International environment and health groups have come out strongly opposing Orica’s application to export to France their HCB waste stockpile for incineration, stating Australia is a developed country that should deal with its own POPs (persistent organic pollutants) waste as it has done in the past. Australia has the technical expertise and suitable technologies capable of destroying HCB commercially available. It is both possible and feasible to site destruction facilities in Australia.
Australia needs a hazardous waste destruction facility that can address the ballooning quantities of current POPs waste as well as future POPs waste. Newly listed POPs are present in large quantities in Australian building and electronic wastes requiring environmentally sound destruction.
Australia also has an obligation to destroy the waste within national borders, under Basel Convention Article 4 to “take the appropriate measures to (b) Ensure the availability of adequate disposal facilities, for the environmentally sound management of hazardous wastes and other wastes.”

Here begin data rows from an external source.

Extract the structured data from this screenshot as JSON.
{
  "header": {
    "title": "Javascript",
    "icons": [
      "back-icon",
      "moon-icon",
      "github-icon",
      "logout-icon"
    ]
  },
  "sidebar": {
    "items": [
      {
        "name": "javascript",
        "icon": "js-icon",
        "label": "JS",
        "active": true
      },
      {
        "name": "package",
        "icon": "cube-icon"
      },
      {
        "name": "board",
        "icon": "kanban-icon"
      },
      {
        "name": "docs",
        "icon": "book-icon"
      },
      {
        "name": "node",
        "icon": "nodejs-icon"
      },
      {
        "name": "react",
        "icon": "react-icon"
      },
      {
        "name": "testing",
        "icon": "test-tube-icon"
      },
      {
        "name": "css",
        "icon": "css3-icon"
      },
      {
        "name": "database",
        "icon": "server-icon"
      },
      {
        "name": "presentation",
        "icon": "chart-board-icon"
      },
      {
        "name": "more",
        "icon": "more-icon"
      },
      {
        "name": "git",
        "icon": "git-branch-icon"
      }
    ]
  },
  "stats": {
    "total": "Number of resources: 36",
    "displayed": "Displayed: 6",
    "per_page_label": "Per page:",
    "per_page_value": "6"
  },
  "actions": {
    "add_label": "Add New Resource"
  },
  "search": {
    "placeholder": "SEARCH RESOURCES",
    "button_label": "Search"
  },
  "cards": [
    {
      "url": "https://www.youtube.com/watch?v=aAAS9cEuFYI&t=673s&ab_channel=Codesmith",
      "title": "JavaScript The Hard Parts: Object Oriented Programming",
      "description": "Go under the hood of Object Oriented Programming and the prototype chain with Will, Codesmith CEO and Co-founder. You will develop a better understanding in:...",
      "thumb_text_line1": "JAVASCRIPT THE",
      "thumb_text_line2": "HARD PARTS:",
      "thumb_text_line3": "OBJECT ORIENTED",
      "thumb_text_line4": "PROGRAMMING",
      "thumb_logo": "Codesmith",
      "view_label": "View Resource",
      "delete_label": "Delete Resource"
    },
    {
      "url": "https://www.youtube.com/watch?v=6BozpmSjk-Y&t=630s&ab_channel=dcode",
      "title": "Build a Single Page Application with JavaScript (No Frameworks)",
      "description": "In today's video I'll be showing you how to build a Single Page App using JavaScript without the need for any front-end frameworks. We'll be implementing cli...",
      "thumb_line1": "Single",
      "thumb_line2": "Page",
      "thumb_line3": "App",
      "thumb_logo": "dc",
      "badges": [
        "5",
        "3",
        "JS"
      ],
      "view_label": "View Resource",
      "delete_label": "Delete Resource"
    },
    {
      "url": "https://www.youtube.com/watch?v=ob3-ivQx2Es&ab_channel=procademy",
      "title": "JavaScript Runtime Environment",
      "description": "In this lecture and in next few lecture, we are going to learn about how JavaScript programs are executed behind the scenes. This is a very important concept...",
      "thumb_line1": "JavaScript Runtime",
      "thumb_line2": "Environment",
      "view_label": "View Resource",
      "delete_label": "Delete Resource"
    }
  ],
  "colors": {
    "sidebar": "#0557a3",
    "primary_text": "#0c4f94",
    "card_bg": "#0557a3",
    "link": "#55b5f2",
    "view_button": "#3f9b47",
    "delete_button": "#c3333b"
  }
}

Transport of such a large amount of toxic POPs waste across the globe is in itself hazardous. While this current permit is only for 132 tonnes, there is approximately 10,000 tonnes that would need to be shipped and transported for incineration. This arrangement with the Tredi Seche Global Solutions incinerator will not accept all the HCB waste and large quantities of HCB waste remain in Australia and will still need to be destroyed.
The Stockholm Convention on Persistent Organic Pollutants 2001 warns that the incineration of hazardous POPs waste creates more toxic POPs byproducts in the incinerator dust, flyash, liquid scrubber waste and air emissions. These dioxin contaminated waste residues will need disposal and management into perpetuity.
This is the third attempt by Orica to ship the toxic waste overseas for burning. Previous attempts to export the waste to Germany and then Denmark were rejected after public outrage and community demonstrations. The German and Danish governments concluded that Australia has a legal responsibility to manage its own waste and is financially and technically capable of doing so. The exports were rejected and Australia’s reputation as a leader in environmentally management was seriously impacted.
In 2006, Orica was quoted in the media as saying, “where there is opposition we will not go” (Environmental Manager, No 547, 11 July 2006).There is growing opposition in France, both locally and nationally and increasing international concern.
The proposal by Orica to export its highly toxic HCB waste to France for incineration is unacceptable and should be rejected. Suitable destruction technologies that can achieve far better environmental outcome than incineration are available and can be established in Australia, thus avoiding all the risks associated with long-range transport of the toxic waste. Australia has an international responsibility to manage its own waste.
We believe that any reasonable assessment of this HCB export proposal must lead to its rejection and we strongly urge the Minister to reject this proposal outright.